1980 - From SF.com: "The largest paying audience ever assembled for a solo performer-175,000 people-gathered at Macaranã Stadium in Rio de Janeiro to hear Frank Sinatra sing. (The feat is listed in the Guinness Book of World Records.); approximately 20 years into the Rock era, F.S. released his Trilogy collection, which received six Grammy nominations; tickets for a two-week Carnegie Hall show sold out in one day."
1981 - Produced Reagan's inaugural gala, also cancelled a show to be with Nancy Reagan when her husband was shot; TV special Sinatra: The Man and the Music aired on NBC, featuring Pennies from Heaven, I Get a Kick Out of You, and New York, New York, among others.

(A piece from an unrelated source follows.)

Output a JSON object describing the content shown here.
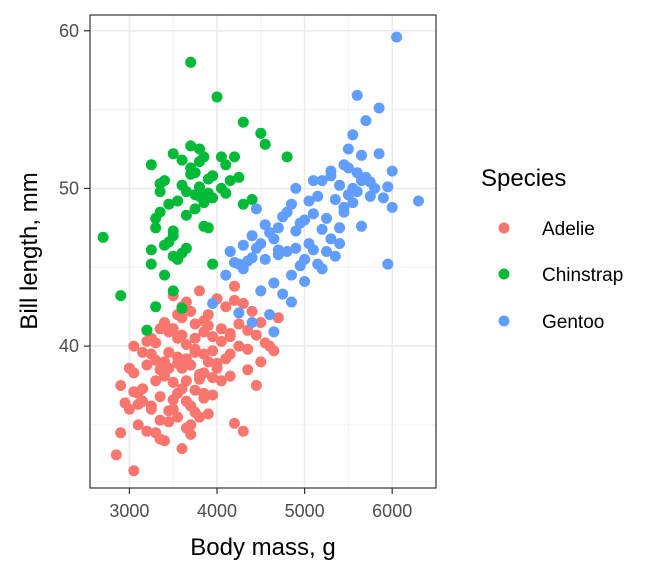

1982 - Inducted into the Broadcasters Hall of Fame.
1983 - Received the Kennedy Center Honor for Lifetime Achievement Award; From SF.com: "The ceremony honored his lifetime in the arts. 'There is not the remotest possibility,' said Gene Kelly, who introduced him, 'that he will have a successor.' It was a summation of his nearly 70 years. Mikhail Baryshnikov and Elaine Kudo danced 'The Sinatra Suite,' choreographed by Twyla Tharp to the music of 'All the Way,' 'That's Life,' 'My Way' and 'One for My Baby.'"
1985 - Received the Presidential Medal of Freedom, the highest U.S. civilian award; grieved for three friends who died within days of each other: Nelson Riddle, Yul Brynner, and Orson Welles.
1993 - Released Frank Sinatra Duets, an album of 13 re-recorded standards with other big names such as Aretha Franklin, Bono, Tony Bennett, and Barbara Streisand.
February 25, 1995 - Final performance in Palm Springs, California at age 79.